Maestre d’asilo picchiavano e terrorizzavano i bimbi: condannate

By | 14 novembre 2017

Le violenze nell'asilo, maestre condannateDue maestre d’asilo di Bari sono state condannate a 3 anni e 4 mesi di reclusione per aver maltrattato 15 bimbi di un asilo di Santo Spirito, a Bari. Il processo si è svolto con rito abbreviato davanti a Rosa Anna De Palo, gup del tribunale di Bari. Il magistrato ha anche interdetto le due maestre dai pubblici uffici per 5 anni. Non solo: le condannate dovranno versare somme tra i 3mila e i 4mila euro alle parti civili, ossia i genitori dei piccoli vessati (tra i 2 e i 3 anni e mezzo d’età) e il Miur. Le maestre, ovviamente, dovranno pagare le spese processuali. Le due maestre sono state beccate dagli investigatori mediante le telecamere di videosorveglianza installate nei locali dell’asilo. Le due insegnanti si sarebbero comportate in maniera raccapricciante con i bimbi tra il 31 marzo e il 29 aprile del 2016. Le due sferravano calci, schiaffi e colpi sul corpo dei bimbi. A diversi avevano anche immobilizzato le mani.

Minacce e colpi in classe

Maestre d’asilo violente a Bari. Grazie alle indagini dei carabinieri, dirette dalla pm Simona Filoni, erano stati accertati 37 episodi di violenza in classe. Quelle scene erano state alla base dell’arresto delle insegnanti.

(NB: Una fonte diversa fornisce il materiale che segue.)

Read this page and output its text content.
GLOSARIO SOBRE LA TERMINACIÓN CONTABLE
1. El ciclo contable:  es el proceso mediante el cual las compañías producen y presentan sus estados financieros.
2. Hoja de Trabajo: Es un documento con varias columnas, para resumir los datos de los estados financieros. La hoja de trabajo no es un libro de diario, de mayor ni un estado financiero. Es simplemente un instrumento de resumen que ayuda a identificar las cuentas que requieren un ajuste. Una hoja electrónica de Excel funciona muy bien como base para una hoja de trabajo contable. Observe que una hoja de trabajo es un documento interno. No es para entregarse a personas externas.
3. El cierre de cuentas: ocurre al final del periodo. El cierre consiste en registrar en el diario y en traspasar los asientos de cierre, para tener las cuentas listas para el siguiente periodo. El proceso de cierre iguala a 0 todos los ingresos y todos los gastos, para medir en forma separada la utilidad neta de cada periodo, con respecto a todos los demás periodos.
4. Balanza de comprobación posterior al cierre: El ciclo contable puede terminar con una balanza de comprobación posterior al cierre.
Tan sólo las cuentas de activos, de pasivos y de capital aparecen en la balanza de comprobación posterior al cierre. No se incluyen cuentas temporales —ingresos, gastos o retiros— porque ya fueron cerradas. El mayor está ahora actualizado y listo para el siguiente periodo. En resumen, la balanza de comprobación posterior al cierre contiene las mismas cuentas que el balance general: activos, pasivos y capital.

Gli investigatori avevano detto che le molestie in classe consistevano in ‘schiaffi, colpi sferrati su tutto il corpo, strattonamenti, pedate, calci, forti scossoni sugli arti superiori, accompagnati anche dalla immobilizzazione delle mani finalizzati a costringere i bambini a stare fermi, trascinamenti lungo il pavimento, colpi dietro la nuca e una serie di terribili vessazioni e torture psicologiche, seguite da urla, minacce e gravi ingiurie’.

Perché quel comportamento brutale in classe? Le maestre avevano spiegato che il loro non era un atteggiamento brutale, che le loro non erano punizioni ma ‘strumenti educativi’.

Dopo la lettura del verdetto, Fabio Campese, legale di alcuni genitori dei piccoli picchiati in classa, ha spiegato: ‘Non si tratta di distinguere tra metodo antico e metodo nuovo di insegnamento, ma di distinguere un comportamento costituente reato da quello di un educatore, seppur effettuato severamente. La linea di confine è enorme. Il primo obiettivo è stato raggiunto. Una sentenza giusta, quindi. Una condanna giustamente severa sotto il profilo penale. Apprezzabile anche la provvisionale che consentirà l’avvio della vera azione risarcitoria per i bambini e le loro famiglie’.

Bimba senza sensi dopo uno spintone

Ancora una brutta storia di maltrattamenti in classe terminata con la condanna delle maestre. Molti bimbi piccoli di un asilo di Bari hanno vissuto momenti terribili in quella struttura, in balia di due educatrici brutali. Le due non possono certamente smentire gli addebiti perché sono state immortalate dalle telecamere di videosorveglianza.

Una delle immagini più sconcertanti, riprese dalle telecamere di sorveglianza, sarebbe quella della maestra che dà un spintone a una bimba di 3 anni anni e la fa finire contro un banco; poi la piccola cade per terra e resta incosciente per diversi minuti. La bimba non si muove e quella cinica insegnante non fa nulla per aiutarla.

La pubblica accusa aveva detto, l’anno scorso, che ‘i maltrattamenti avrebbero provocato gravi danni sull’equilibrio psicofisico di tutti i minori appartenenti alla predetta classe, con gravi ripercussioni sulla loro serena crescita, perché costretti a subire quotidianamente inaudite violenze ed a vivere nel costante terrore e dolore, in un clima caratterizzato dalla sopraffazione e dalla violenza, con gravi sofferenze fisiche, morali e psicologiche per tutti i piccoli coinvolti’.